In this light, certainly a tribute of biography seems absurd, not to mention any desire to pen one. Some explanation is thus in order, an explanation which might prove an illustrative example of the man. Upon rising to the office of governor of this great state (which state it is has yet to be explained to me—a circumstance which shall soon become clear to the reader), Zweibel, before converting the entire area into a gigantic strip-mine, established a monastic order for the sole purpose of chronicling his history in the event of his passing. This brotherhood took in foundlings from across the state and cloistered them in the vast sub-sub-basement of Zweibel's 632-room mansion, raising them within the synthetic Eremitic Order, and, being that the general population was enslaved in the pit mining of borax, most male children were donated to the basement monastery as soon as they started on solid food. Therefore, I have lived my entire life in this set of dark subterranean rooms.

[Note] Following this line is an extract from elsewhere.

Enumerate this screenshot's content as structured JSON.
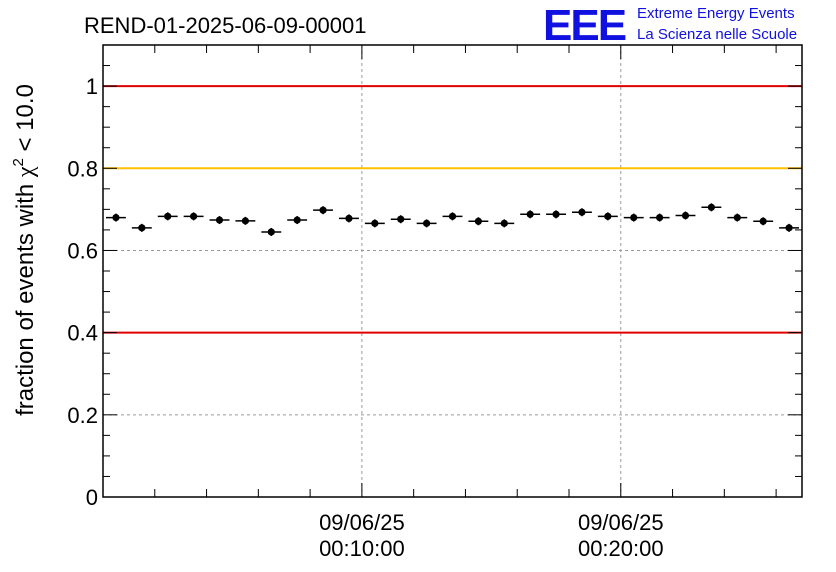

When T. Herman Zweibel was launched into space three years past, an armed expedition of Swiss Guard financed by the executors of his will were surprised to find the last of us here. We had taken to living in a vast armoire, waning pale as moles, subsisting on candles, obscenely literate after decades of poring over the vast stacks of books Zweibel had confiscated from peasants and consigned, alongside ourselves, to purgatory. Upon learning that, under the conditions of Zweibel's will, we were not to be freed but pressed at once into the service of maintaining this baffling electrical document, all save myself committed immediate suicide. This superseded the necessity, detailed in the will, to eliminate all of the Brotherhood but one, so suppose I must count myself lucky. I have been down here 67 years, or at least for 67 “years supply” boxes of candles, and would not have survived the instructions in that proviso.

And now an anecdote—not that anecdotal history is legitimate, but history and truth have the same relationship as theology and faith, that is to say, none; and an old, albino, imprisoned man may gain nothing by lying about those long dead, or launched into space; so I beg indulgence in this matter.